My Mom and my girls.

    Our little Pearl had no interest in eating for quite a while. I just held her close, snuggled up against me, enjoying sweet rest and the indescribable wonder of her. She was strong, healthy, perfect. There were a few details I only learned a little later. In the last moments of labor my eyes were closed and I was very internal. I didn't know if Erik had gotten to deliver her or not, as he has with our last two. I was so glad when he told me he was the one who lifted her up onto me. The midwife also said that Pearl was born posterior, or face up, which I think explains why pushing was so much harder this time. I didn't have any back labor in spite of her being in that position, and thankfully, I didn't tear either.  I also didn't know that Poppy had been very upset at seeing me so animated and loud at the end. Alyssa had stood just outside the door with her as I was pushing, and Poppy cried and told her that she never wanted to have babies. (She apparently has that wonderful quality given to women, the ability to forget the pain of labor. She told me this morning, when I was teasing her about not growing up, that of course she will grow up because she wants to have a baby! I'm glad she wasn't traumatized for life!) Alyssa also told me that two men from the laundry service were in the hall collecting the laundry and got a real earful! I bet the birthing center is one of the more interesting places they service.


She weighed in at 7lbs 6oz, our smallest baby by an ounce!

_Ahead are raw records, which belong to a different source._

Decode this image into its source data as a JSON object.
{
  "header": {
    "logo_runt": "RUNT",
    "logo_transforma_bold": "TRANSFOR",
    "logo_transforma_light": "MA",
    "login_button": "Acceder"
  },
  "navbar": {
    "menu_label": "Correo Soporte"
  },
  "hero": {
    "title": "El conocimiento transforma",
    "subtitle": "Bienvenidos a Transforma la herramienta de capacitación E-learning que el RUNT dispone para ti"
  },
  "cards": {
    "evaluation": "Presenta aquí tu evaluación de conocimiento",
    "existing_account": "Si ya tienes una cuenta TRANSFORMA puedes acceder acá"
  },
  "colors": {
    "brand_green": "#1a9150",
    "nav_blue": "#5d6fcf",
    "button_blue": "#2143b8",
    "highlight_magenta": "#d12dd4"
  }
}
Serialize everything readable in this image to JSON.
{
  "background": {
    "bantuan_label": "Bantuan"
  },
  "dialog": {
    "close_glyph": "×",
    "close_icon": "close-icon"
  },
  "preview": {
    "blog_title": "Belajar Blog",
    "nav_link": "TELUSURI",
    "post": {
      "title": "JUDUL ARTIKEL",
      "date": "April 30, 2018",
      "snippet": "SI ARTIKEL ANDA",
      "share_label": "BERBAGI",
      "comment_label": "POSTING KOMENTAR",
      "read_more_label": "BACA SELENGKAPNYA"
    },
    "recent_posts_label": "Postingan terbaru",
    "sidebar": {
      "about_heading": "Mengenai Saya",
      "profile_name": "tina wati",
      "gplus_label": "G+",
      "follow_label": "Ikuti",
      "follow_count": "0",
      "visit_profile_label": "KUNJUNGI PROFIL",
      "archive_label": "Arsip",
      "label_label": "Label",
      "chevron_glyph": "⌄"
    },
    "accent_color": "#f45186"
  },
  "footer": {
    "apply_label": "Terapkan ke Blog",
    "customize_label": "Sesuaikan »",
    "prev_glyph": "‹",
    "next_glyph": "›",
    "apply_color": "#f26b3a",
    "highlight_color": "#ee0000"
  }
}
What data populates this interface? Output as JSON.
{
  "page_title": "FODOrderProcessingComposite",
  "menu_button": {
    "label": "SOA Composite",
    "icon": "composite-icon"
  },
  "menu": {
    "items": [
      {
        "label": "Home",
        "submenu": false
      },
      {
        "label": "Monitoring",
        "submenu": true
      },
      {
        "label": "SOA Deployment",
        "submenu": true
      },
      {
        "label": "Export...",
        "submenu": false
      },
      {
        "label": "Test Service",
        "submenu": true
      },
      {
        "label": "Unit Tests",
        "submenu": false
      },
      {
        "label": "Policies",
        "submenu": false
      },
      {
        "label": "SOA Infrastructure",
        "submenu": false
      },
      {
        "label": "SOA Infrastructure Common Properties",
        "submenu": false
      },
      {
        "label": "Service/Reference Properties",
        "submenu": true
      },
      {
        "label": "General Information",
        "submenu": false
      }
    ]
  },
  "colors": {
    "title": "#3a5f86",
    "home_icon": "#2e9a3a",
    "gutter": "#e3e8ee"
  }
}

   After a while my sisters and Mom and Poppy left and it was just Erik, Brigid, and I. We all snuggled together in the big bed, just resting and enjoying the quiet. I slept for a while and Erik held our sweet bundle. We had several hours together, uninterrupted, before they even weighed her. I loved the atmosphere of the birthing center; it was so peaceful, homelike, and comfortable. Late in the afternoon my parents brought the other kids over to meet their new little sister. We left the birthing center around 7PM, a family of six! My parents took Peregrine and Poppy to spend the night, and so it was just Erik and I and "the littles". Our priest came over to offer special prayers for little Pearl, our newest blessing from God. 
Welcome to the family, little one!


    And so went the story of our dear Brigid's birth. It was totally unlike any of the other kids' births, unique just like her. We are so thankful that everything went well and that God chose to bless us with this precious little girl. Thank you all for your prayers and love!